My first post here after discovering this site a month ago. Learned a lot from various edits presented on the website and want to thank you all. I have been downloading various xmp files and going through details step by step.
Sun was on my right when I captured this shot and there is white halo in the sky. Is there any way to reduce or remove it?
Welcome to the community, it’s a fine place for good advice!
As for my contribution, of course the best way to get rid of the white patch would be to not overexpose your image during shooting. But some repairs are possible. I’m not an experienced darktable user, but I can show you what RawTherapee can do.
Your horizon halo is introduced by your strong settings in the tone eq. It is better to be more targeted and subtle with this module and use multiple instances if you need to rather than hitting your image with a big tone curve in the module…
Taking an easier way out I would just in this one crop out the sky (esp since it is blown). Its a problem and doesn’t really add to the shot. For me the walkway and its extension in to the background is the main element so cropping out the sky might even add to this…its all perspective…here are a couple of edits I did just for an alternate look…one is a bit warmer
Boris at 2.95 ev I still see a black mask…is it different for you …just wondering why 2.95 as the threshold in FIlmic reconstruction…if the mask is black is it doing anything even when you up the iterations to 9??
Just a dirty edit, basically LCh reconstruction + pulled down highlight + para mask on CB RGB to colourize the white a bit. Because filmic reconstruction doesn’t do much (colour bleeding from high iteration).

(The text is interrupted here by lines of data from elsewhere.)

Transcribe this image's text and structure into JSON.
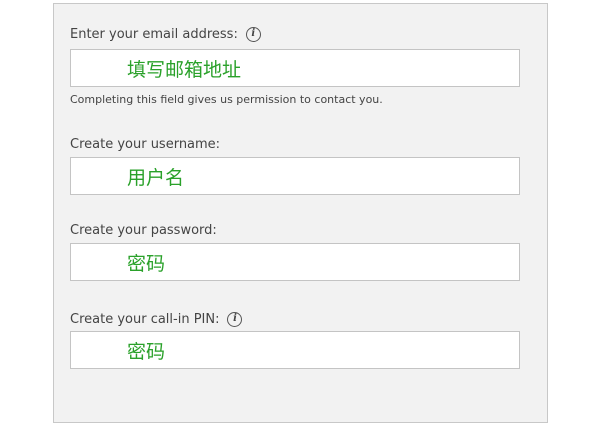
{
  "form": {
    "email": {
      "label": "Enter your email address:",
      "value": "填写邮箱地址",
      "hint": "Completing this field gives us permission to contact you.",
      "info_glyph": "i",
      "info_icon": "info-icon"
    },
    "username": {
      "label": "Create your username:",
      "value": "用户名"
    },
    "password": {
      "label": "Create your password:",
      "value": "密码"
    },
    "pin": {
      "label": "Create your call-in PIN:",
      "value": "密码",
      "info_glyph": "i",
      "info_icon": "info-icon"
    }
  },
  "colors": {
    "panel_bg": "#f2f2f2",
    "field_text": "#2aa12a",
    "label_text": "#444444"
  }
}
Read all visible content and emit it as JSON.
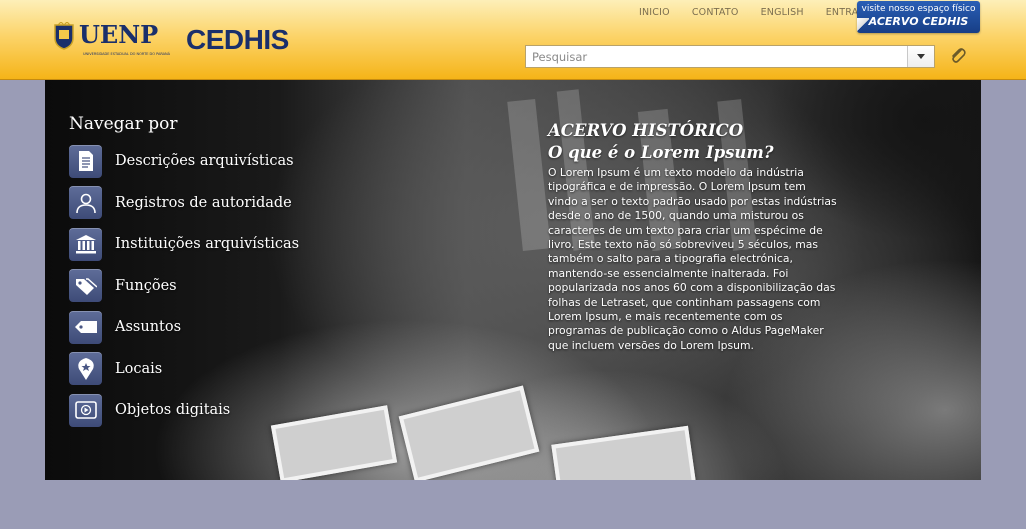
{
  "header": {
    "brand": "UENP",
    "brand_sub": "UNIVERSIDADE ESTADUAL DO NORTE DO PARANÁ",
    "site_title": "CEDHIS",
    "top_nav": [
      "INICIO",
      "CONTATO",
      "ENGLISH",
      "ENTRAR"
    ],
    "badge": {
      "line1": "visite nosso espaço físico",
      "line2": "ACERVO CEDHIS"
    },
    "search": {
      "placeholder": "Pesquisar",
      "value": ""
    }
  },
  "sidebar": {
    "title": "Navegar por",
    "items": [
      {
        "label": "Descrições arquivísticas",
        "icon": "document-icon"
      },
      {
        "label": "Registros de autoridade",
        "icon": "person-icon"
      },
      {
        "label": "Instituições arquivísticas",
        "icon": "institution-icon"
      },
      {
        "label": "Funções",
        "icon": "tags-icon"
      },
      {
        "label": "Assuntos",
        "icon": "tag-icon"
      },
      {
        "label": "Locais",
        "icon": "map-pin-icon"
      },
      {
        "label": "Objetos digitais",
        "icon": "media-icon"
      }
    ]
  },
  "panel": {
    "title": "ACERVO HISTÓRICO",
    "subtitle": "O que é o Lorem Ipsum?",
    "body": "O Lorem Ipsum é um texto modelo da indústria tipográfica e de impressão. O Lorem Ipsum tem vindo a ser o texto padrão usado por estas indústrias desde o ano de 1500, quando uma misturou os caracteres de um texto para criar um espécime de livro. Este texto não só sobreviveu 5 séculos, mas também o salto para a tipografia electrónica, mantendo-se essencialmente inalterada. Foi popularizada nos anos 60 com a disponibilização das folhas de Letraset, que continham passagens com Lorem Ipsum, e mais recentemente com os programas de publicação como o Aldus PageMaker que incluem versões do Lorem Ipsum."
  },
  "colors": {
    "header_top": "#fdefb8",
    "header_bottom": "#f5b418",
    "brand_blue": "#1a2f6b",
    "icon_bg": "#4a5784",
    "page_bg": "#9a9cb6"
  }
}
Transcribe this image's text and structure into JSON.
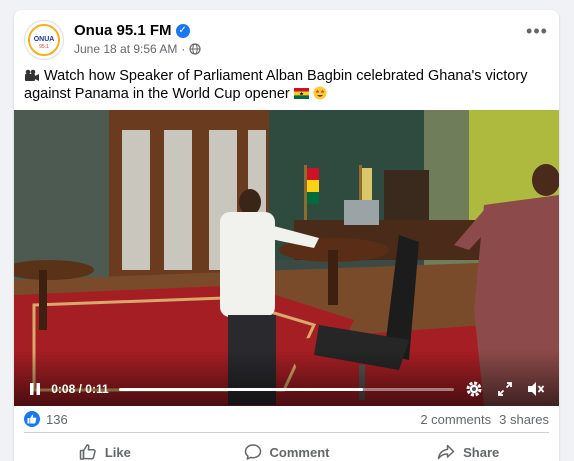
{
  "post": {
    "page_name": "Onua 95.1 FM",
    "verified_icon": "verified-badge-icon",
    "date": "June 18 at 9:56 AM",
    "separator": "·",
    "audience_icon": "globe-icon",
    "more_icon": "more-options-icon",
    "caption_icon": "video-camera-icon",
    "caption": "Watch how Speaker of Parliament Alban Bagbin celebrated Ghana's victory against Panama in the World Cup opener",
    "caption_emojis": [
      "ghana-flag-emoji",
      "star-struck-emoji"
    ]
  },
  "avatar": {
    "logo_text": "ONUA",
    "logo_sub": "95.1"
  },
  "video": {
    "current_time": "0:08",
    "duration": "0:11",
    "time_separator": " / ",
    "progress": 0.73
  },
  "reactions": {
    "count": "136",
    "comments": "2 comments",
    "shares": "3 shares"
  },
  "actions": {
    "like": "Like",
    "comment": "Comment",
    "share": "Share"
  },
  "colors": {
    "brand": "#1877f2",
    "secondary_text": "#65676b",
    "carpet": "#a51e24"
  }
}
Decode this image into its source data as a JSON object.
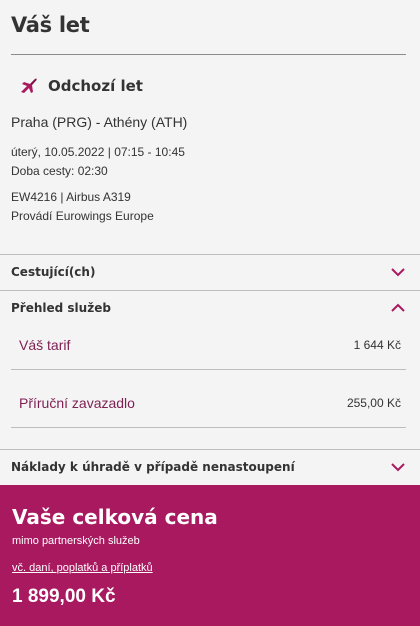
{
  "header": {
    "title": "Váš let"
  },
  "flight": {
    "heading": "Odchozí let",
    "route": "Praha (PRG) - Athény (ATH)",
    "datetime": "úterý, 10.05.2022 | 07:15 - 10:45",
    "duration": "Doba cesty: 02:30",
    "flight_info": "EW4216 | Airbus A319",
    "operator": "Provádí Eurowings Europe"
  },
  "sections": {
    "passengers": {
      "label": "Cestující(ch)",
      "expanded": false
    },
    "services": {
      "label": "Přehled služeb",
      "expanded": true,
      "items": [
        {
          "label": "Váš tarif",
          "price": "1 644 Kč"
        },
        {
          "label": "Příruční zavazadlo",
          "price": "255,00 Kč"
        }
      ]
    },
    "no_show": {
      "label": "Náklady k úhradě v případě nenastoupení",
      "expanded": false
    }
  },
  "total": {
    "title": "Vaše celková cena",
    "subtitle": "mimo partnerských služeb",
    "link": "vč. daní, poplatků a příplatků",
    "price": "1 899,00 Kč"
  },
  "colors": {
    "accent": "#a8195f",
    "accent_text": "#7d1f52",
    "background": "#f4f4f4"
  },
  "icons": {
    "flight": "airplane-takeoff-icon",
    "collapsed": "chevron-down-icon",
    "expanded": "chevron-up-icon"
  }
}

Not sure if it’s appropriate for this forum. Some sites frown upon these kinds of messages to remove extra off topic conversation.
Thank you all for the help and efforts and pointers. I’m just a beginner who has discovered the dials on camera have purpose beyond setting in auto mode. For last few months, I’m in experiment/ask/learn phase and trying to understand the basics.
You’re good. Unless you’re being uncivil (which you’re not), the worst thing that will happen is that we will move a post to a new thread if it is really that off topic. But we don’t really do that very often.
In your camera you see the histogram of the jpg that the camera shows.
I recomend you to set the profile of the jpg as flat as possible (depending of the camera you have: “flat”, “natural”…). The goal is to learn not to burn big areas of interest. The histogram can help you but you need to compare with the raw that you get.
Sometimes the jpg shows you that you have some burnt pixels and in Darktable you can check that there aren’t.